4. Dynamic Performance Tests
4.1 Rolling Contact Quality Inspection
- Gear Machining and Testing: The HRH gears with the specified parameters are machined and then tested on a Y9550 type rolling inspection machine. Red lead powder is evenly applied to the tooth surfaces.
- Contact Spot Analysis: The contact spots formed on the tooth surfaces after rolling inspection show that the convex surface contact area of the wheel is located in the middle of the tooth surface near the small end, without edge contact. The size and position of the contact spots are ideal and are generally consistent with the contact spots obtained from the motion simulation, verifying the correctness of the modification method and simulation results.
4.2 Vibration Performance Tests
- Test Setup: A test bench is set up consisting of a drive motor, torque sensor, HRH gearbox, and magnetic powder loader. Torque sensors are connected to the input and output ends of the gearbox to measure speed, torque, and power. The vibration acceleration signals of 1 (vertical x), 2 (axial z), and 3 (horizontal y) channels can be monitored during the operation of the HRH reducer.
- Test Results and Analysis:
- Vibration Spectrum at Different Loads: At an input speed of 1410 r/min and different wheel loads (50 N·m and 200 N·m), the vibration acceleration amplitude – frequency characteristics of each channel are analyzed. The hypoid gear meshing frequency and its multiples are clearly visible in all three channels, along with the shaft frequency signals, indicating the presence of tooth pitch errors or shaft misalignment. The vibration acceleration amplitude is largest at the 2nd harmonic of the meshing frequency.
- Effect of Load on Vibration: Comparing the two load conditions, it is found that as the load increases, the vibration amplitude decreases. This is because the tooth stiffness and actual overlap degree increase with the load, reducing the dynamic excitation of the teeth.
- Effect of Speed on Vibration: Analyzing the vertical channel vibration acceleration amplitude at different speeds and loads shows that as the speed increases, the hypoid gear vibration acceleration harmonic intensity increases. The strongest vibration signal band is between 100 – 200 Hz, where the meshing main frequencies of all three speeds are located, indicating that the natural frequency has a significant impact on the vibration amplitude.
5. Conclusions
Considerations for Design: In the design of hypoid gear, especially those with a small number of teeth, the potential for shaft frequency modulation with the main frequency due to low safety margins should be considered. Overall, the research provides valuable insights and methods for the design and manufacturing of high – quality hypoid gear.

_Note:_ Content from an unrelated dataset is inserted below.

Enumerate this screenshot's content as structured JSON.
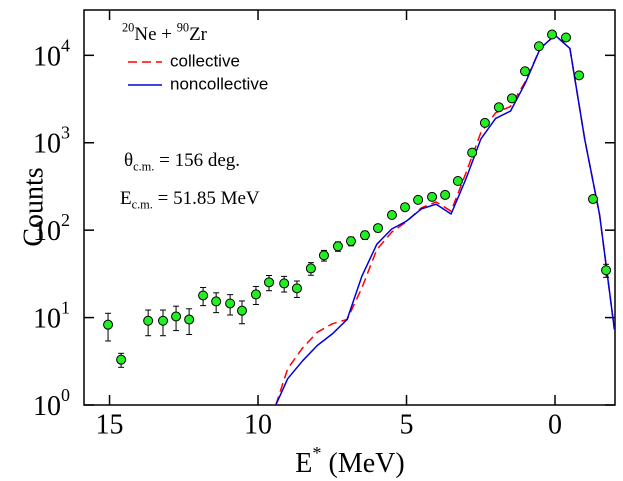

Improved Contact and Performance: The proposed method of wheel tool modification and pinion general hobbing for hypoid gear effectively addresses the issues of insufficient wheel tooth profile curvature and high twist of the pinion tooth surface. The Ease – off modification achieves point – contact tooth surfaces, improving the contact characteristics and dynamic performance of hypoid gear.
Validated by Tests: The 3D motion simulation and dynamic performance tests confirm the effectiveness of the modification method. The contact area of the modified tooth surface is consistent with the actual contact spots, and the vibration performance tests show that hypoid gear has good meshing transmission performance and stable meshing quality.